- Im Saarland verzichten Annegret Kramp-Karrenbauer und Peter Altmaier auf ihre Bundestagsmandate. Damit machen sie den Weg frei für die jüngeren CDU-Mitglieder Nadine Schön und Markus Uhl.
- Im Interview mit unserer Redaktion spricht die Digitalisierungsexpertin Schön über den Führungswechsel bei der CDU und die Lehren aus der Wahlniederlage: "Wir müssen Politik stärker mit unseren Werten erklären."
Frau Schön, Sie hatten Ihre Politik-Karriere schon für beendet erklärt. Jetzt sind Sie doch wieder in den Bundestag eingezogen. Wie geht es Ihnen?
In der Tat hatte ich mich darauf eingestellt, künftig ehrenamtlich Politik zu machen. Ein Wechsel auf eine andere politische Ebene kam für mich nicht infrage. Nun kann ich doch das Mandat annehmen, für das ich kandidiert habe.
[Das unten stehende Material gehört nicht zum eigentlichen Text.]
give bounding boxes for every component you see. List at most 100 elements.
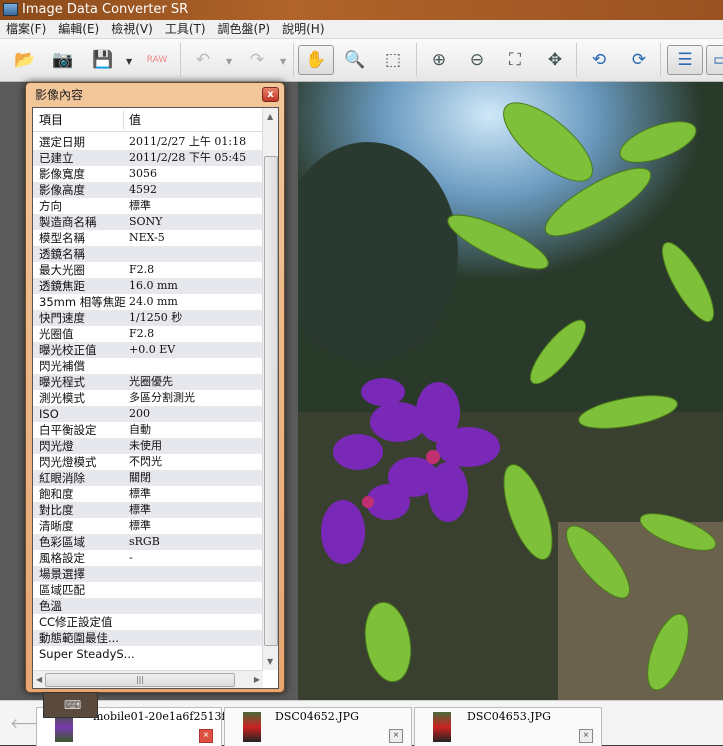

Für meine Familie und mich bedeutet das jetzt: Umdenken und Umplanen. Auch wenn die letzten Wochen in Wechselbad der Gefühle waren, freue ich mich auf die Herausforderungen der nächsten vier Jahre.
In der CDU soll es nach dem schlechten Ergebnis der Bundestagswahl einen Generationenwechsel geben. Ihr saarländischer Ministerpräsident Tobias Hans spricht von einem "neuen Sound", den die CDU braucht. Wie muss der klingen?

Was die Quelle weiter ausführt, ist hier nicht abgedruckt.